*** This recipe was originally posted on The Good Egg blog in January, 2009.
We invited my father-in-law, Max, over for dinner tonight. He suggested that we make ice cream, and you can be sure that we were all for it. Max has an old barrel-style ice cream maker. The ice cream ingredients go into a metal canister with a paddle, which is then put into a wooden barrel. Between the canister and the barrel, ice and rock salt are mixed to form a very cold, slushy soup that freezes the ice cream. A top with a crank is placed on the ice cream canister and the churning begins. It takes about 20 minutes of turning the crank, something the whole family can take turns at.
Max’s recipe doesn’t call for cooking a custard beforehand. Lover of custards that I am, I would be quite happy to make a custard ahead of time, but this is definitely a quicker method. We had little packages of Lindt 70% dark chocolate, which we smashed into little pieces. The cherries were from a jar of sour cherries in juice. We cut the cherries up into little pieces, finding and removing a few pits in the process. We drained the cherries really well and then dried them fully with a paper towel. You don’t want to add extra liquid to the ice cream mixture. After the ice cream was finished, we transferred it into plastic containers and stuck them in a snowbank on the deck.
The vanilla can be done a couple of ways. If you have vanilla beans, scrape the inside of half a bean and add the little bits into the cream. Save the vanilla bean for the next time you make chai tea (Dec. ’07) or baked custard (April ’08). If you are making an ice cream from a cooked custard, add the whole bean and remove it after the custard is finished cooking. If you don’t have vanilla beans on hand, use 1 or 2 teaspoons of pure vanilla extract.

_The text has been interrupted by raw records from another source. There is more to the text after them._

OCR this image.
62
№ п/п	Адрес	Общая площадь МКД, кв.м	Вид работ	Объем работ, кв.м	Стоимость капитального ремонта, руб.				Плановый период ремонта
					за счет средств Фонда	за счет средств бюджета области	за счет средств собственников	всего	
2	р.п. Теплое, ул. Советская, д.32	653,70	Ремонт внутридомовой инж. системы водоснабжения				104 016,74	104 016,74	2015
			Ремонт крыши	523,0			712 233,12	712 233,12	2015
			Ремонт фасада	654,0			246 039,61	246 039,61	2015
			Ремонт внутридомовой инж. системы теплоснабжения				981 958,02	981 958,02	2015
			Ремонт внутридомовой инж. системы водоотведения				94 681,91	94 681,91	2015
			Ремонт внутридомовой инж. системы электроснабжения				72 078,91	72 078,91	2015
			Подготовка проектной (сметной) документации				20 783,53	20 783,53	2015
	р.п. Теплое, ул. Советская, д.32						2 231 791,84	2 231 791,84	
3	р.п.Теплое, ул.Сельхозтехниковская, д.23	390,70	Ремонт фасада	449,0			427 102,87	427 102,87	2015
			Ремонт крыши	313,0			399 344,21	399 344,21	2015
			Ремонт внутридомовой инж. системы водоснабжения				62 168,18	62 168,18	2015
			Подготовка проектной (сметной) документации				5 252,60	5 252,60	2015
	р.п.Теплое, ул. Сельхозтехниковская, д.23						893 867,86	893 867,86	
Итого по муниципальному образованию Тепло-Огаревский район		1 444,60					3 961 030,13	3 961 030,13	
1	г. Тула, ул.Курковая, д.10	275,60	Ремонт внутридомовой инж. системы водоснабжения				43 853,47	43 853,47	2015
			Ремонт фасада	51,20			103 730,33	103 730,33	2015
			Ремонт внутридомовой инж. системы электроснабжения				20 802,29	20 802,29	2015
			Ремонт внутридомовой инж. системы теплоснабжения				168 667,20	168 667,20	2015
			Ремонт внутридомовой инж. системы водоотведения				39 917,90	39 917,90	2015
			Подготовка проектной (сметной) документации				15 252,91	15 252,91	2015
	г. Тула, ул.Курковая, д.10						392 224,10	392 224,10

After a dinner of roast chicken with an apple stuffing, wild rice with oranges & pecans, and frozen Harrow sweet corn, we felt like royalty, enjoying our homemade ice cream. It was a great activity for everyone to get involved in and we all went to bed last night, dreaming of the flavours we would like to make next time.
Dark Chocolate-Sour Cherry Ice Cream
3 extra-large eggs
3 c. whipping cream
1 1/2 c. milk
1 1/4 c. granulated sugar
1/2 vanilla bean, split & scraped
1/2 c. sour cherries, pitted
1/2 c. dark chocolate, cut into small chunks
1. Beat eggs and sugar together in large bowl. Add cream and milk. Split the vanilla bean in half, and using the back of a small knife, scrape the tiny vanilla seeds into the cream mixture.
2. Pour the cream mixture into the ice cream maker. Freeze according to the manufacturer’s instructions. When the ice cream is almost finished, add the cherries and the chocolate. Mix a little bit longer and move ice cream to another container. Eat immediately or store in the freezer.